Travelling to developing countries in Africa, where there is poor sanitation and low hygienic standards, poses a high risk of food poisoning. Use these tips to survive.
Food poisoning is caused by eating spoiled, contaminated or toxic foods or drinking impure water. The specific cause can be attributed to bacteria, parasites or viruses. Dangerous bacteria include Salmonella and E.coli.Toxoplasma is a parasite that causes food poisoning and lives in cat litter boxes. But, the biggest threat is from the norovirus. This virus causes over 19 million cases of food poisoning each year.
The most common source of food poisoning is raw food, eggs, undercooked meat, unpasteurised milk and human- contaminated food. The symptoms range from vomiting and diarrhea to dehydration, blood in the stool and paresthesia.
6 steps to survive food poisoning
- Be patient. The illness could last a couple of hours to a days.
- Take a stool sample for diagnostic purposes.
- Stay fully hydrated.
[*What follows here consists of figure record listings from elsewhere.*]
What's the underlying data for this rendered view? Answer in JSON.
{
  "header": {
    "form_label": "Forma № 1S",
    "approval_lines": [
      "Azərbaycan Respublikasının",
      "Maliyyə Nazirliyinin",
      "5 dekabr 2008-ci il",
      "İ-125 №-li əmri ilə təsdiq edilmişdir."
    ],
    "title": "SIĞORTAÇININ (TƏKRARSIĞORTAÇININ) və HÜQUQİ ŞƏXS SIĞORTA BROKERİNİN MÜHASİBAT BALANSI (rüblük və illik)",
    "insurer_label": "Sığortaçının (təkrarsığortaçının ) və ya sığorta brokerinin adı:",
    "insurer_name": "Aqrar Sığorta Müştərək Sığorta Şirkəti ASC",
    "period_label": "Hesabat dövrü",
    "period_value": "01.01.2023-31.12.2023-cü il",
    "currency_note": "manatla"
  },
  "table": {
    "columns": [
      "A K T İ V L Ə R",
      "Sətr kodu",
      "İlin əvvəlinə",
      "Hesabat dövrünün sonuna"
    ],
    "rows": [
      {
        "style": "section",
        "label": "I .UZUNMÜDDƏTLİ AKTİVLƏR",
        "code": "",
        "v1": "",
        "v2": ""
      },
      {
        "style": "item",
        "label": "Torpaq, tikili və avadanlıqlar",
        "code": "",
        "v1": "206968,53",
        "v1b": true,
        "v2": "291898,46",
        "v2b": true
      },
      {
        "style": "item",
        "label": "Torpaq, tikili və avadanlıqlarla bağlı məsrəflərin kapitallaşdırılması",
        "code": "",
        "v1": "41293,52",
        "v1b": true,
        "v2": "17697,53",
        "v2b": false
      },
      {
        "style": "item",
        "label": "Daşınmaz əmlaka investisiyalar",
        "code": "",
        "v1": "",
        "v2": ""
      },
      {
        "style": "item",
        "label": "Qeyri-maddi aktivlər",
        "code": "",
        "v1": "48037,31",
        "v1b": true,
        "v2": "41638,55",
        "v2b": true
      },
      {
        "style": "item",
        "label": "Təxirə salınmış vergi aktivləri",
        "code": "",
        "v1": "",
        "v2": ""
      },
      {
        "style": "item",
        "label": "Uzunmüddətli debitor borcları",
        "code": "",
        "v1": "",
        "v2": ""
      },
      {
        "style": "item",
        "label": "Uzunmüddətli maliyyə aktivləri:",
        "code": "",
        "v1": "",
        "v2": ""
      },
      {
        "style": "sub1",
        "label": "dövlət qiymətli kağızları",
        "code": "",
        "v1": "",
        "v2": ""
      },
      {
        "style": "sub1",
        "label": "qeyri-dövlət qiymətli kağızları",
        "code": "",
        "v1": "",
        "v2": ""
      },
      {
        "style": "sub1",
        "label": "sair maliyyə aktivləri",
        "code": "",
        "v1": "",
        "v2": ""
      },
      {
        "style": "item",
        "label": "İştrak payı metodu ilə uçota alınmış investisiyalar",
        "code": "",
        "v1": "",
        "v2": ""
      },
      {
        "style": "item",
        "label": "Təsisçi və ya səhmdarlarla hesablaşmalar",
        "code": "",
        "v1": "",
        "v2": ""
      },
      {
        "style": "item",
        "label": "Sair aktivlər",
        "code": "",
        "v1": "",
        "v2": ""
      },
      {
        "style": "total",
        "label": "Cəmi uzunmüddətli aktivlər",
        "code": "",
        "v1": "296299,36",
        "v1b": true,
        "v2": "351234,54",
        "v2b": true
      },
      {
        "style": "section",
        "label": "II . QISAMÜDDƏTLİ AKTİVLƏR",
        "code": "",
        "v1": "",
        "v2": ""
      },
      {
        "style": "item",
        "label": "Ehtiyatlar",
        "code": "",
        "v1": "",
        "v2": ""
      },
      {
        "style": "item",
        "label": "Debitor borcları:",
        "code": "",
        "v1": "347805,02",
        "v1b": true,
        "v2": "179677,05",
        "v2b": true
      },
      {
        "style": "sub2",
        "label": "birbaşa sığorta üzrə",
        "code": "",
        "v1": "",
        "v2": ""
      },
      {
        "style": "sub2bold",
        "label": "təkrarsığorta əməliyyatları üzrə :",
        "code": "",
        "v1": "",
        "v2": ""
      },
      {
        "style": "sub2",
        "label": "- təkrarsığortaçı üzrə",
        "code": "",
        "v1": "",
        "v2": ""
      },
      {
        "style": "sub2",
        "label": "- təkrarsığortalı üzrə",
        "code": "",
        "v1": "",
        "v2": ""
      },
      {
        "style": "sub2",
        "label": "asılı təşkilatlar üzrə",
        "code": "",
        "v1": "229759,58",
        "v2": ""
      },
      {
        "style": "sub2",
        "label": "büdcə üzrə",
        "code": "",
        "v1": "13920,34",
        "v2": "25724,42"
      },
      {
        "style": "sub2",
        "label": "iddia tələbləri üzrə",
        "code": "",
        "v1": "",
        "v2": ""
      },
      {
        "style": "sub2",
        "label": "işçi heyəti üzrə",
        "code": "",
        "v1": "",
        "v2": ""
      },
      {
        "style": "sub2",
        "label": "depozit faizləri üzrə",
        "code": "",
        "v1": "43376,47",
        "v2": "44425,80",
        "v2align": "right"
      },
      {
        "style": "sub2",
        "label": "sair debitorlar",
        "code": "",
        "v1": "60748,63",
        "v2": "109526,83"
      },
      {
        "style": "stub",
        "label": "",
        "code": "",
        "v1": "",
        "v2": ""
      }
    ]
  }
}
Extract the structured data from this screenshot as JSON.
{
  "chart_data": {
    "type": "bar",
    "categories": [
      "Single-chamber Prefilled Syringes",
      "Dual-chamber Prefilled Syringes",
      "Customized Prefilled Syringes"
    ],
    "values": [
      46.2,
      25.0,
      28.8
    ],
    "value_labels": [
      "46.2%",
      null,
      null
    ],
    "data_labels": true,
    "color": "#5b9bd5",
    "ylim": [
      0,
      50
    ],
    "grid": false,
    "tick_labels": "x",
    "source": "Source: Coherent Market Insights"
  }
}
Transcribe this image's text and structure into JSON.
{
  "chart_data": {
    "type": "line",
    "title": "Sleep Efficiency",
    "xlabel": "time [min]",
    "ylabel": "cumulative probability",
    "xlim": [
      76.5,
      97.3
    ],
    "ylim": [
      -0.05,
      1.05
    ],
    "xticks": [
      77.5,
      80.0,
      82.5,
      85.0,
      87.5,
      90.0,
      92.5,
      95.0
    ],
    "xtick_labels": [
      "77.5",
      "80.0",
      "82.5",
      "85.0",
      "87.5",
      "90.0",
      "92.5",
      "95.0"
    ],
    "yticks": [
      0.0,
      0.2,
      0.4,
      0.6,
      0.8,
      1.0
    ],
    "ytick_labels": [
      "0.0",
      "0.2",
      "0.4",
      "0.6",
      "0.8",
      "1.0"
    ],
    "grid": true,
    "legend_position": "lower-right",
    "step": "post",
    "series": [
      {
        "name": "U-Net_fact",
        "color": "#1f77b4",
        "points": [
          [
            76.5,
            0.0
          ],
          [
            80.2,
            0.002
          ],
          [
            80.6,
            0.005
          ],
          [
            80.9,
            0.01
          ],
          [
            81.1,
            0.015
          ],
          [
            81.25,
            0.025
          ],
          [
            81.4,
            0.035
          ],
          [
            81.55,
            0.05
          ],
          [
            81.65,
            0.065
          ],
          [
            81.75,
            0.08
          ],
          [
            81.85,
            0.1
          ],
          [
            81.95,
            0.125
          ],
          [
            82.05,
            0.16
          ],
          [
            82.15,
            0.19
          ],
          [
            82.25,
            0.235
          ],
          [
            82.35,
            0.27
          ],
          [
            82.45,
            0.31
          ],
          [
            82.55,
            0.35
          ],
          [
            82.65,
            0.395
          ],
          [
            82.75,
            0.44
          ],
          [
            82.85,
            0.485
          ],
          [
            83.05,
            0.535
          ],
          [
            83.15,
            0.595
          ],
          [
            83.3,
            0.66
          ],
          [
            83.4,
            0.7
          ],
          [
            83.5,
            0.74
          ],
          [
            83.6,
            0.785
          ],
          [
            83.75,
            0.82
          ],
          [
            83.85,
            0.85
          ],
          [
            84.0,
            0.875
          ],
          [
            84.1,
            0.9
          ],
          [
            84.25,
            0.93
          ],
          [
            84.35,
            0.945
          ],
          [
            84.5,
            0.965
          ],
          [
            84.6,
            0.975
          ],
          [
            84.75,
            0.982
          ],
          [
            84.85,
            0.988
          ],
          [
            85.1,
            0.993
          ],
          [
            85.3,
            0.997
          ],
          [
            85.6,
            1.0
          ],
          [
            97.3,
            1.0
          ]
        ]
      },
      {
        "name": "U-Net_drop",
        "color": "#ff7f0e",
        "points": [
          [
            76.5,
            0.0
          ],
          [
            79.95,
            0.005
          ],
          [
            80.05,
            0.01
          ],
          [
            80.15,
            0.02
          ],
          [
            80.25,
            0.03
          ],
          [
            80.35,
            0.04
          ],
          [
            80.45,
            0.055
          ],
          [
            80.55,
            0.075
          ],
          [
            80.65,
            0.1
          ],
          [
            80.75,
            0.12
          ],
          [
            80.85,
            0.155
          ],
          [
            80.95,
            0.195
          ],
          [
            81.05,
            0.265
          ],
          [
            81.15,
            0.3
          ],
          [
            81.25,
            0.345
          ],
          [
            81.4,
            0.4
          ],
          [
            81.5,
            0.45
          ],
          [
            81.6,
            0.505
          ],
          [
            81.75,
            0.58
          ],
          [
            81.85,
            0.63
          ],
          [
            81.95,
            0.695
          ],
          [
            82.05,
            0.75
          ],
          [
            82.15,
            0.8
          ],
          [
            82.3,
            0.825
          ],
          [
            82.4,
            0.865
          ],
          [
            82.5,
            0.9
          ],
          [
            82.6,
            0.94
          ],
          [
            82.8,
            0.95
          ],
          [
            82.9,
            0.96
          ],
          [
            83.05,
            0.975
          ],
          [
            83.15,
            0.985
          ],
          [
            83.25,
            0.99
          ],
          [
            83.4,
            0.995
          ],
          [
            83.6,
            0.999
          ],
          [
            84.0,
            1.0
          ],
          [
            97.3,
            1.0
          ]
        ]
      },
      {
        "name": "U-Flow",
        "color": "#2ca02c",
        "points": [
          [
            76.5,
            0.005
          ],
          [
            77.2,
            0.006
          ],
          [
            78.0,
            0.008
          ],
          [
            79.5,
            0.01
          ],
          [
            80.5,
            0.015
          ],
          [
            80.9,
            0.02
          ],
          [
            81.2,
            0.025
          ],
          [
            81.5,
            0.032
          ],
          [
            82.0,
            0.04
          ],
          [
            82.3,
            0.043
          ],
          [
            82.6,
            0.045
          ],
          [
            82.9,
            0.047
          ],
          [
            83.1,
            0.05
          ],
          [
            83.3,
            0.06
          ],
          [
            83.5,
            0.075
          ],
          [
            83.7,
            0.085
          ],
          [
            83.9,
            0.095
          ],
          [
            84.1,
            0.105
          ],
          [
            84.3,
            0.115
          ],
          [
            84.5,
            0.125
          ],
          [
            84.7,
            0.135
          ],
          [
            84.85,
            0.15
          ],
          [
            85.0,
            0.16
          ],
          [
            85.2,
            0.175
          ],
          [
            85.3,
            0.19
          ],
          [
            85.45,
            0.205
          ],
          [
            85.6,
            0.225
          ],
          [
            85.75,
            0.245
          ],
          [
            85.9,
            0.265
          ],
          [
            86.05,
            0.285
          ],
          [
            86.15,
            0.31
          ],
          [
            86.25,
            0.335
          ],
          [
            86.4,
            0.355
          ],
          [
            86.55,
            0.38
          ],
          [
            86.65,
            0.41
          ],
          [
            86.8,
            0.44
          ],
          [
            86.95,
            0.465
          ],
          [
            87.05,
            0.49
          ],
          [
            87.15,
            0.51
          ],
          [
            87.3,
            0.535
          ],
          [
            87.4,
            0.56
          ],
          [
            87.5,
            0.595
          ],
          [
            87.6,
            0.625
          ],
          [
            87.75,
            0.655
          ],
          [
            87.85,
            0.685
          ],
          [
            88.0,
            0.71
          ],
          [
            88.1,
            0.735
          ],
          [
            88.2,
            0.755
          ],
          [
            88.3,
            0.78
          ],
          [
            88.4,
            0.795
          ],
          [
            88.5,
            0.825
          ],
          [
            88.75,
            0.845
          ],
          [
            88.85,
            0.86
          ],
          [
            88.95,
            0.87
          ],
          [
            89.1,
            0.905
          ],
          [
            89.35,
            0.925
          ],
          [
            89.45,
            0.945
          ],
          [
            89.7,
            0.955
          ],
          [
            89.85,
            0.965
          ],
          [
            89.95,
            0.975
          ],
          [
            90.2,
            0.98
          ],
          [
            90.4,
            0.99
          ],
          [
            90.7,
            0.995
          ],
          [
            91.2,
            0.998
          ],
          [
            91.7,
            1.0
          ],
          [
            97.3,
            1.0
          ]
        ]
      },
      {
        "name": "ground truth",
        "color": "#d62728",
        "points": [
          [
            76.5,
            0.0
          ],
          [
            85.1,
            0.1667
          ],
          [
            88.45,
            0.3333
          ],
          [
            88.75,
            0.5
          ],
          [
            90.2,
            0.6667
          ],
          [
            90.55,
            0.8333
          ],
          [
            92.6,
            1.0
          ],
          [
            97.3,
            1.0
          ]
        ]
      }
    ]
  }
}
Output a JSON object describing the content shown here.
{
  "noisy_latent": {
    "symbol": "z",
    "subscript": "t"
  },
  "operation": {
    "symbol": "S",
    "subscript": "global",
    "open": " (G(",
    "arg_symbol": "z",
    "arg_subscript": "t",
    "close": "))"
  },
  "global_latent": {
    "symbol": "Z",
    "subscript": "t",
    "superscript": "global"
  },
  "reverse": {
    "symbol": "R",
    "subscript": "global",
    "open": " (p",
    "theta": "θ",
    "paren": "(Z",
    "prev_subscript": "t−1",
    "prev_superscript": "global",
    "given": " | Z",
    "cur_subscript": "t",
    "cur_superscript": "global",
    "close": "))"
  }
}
Drink 2 litres a day and a glass of water every time you are sick.
- Take rehydration salts or make your own. Mix a teaspoon of bicarb of soda and salt; add to 4 tablespoons of sugar; and add to a litre of water.
- Call a doctor if your fever goes higher than 38°C or you notice blood in your stool.
- Take a course of prescribed antibiotics, depending on the severity of the food poisoning.
If you experience an explosive bout of food poisoning, speed your recovery using the techniques taught during the Emergency Medicine module of our H.E.A.T. course.
H.E.A.T. tip: To prevent food poisoning and mitigate the risk of eating bad food or drinking dirty water, remember to boil it, peel it, use hand sanitiser or forget it.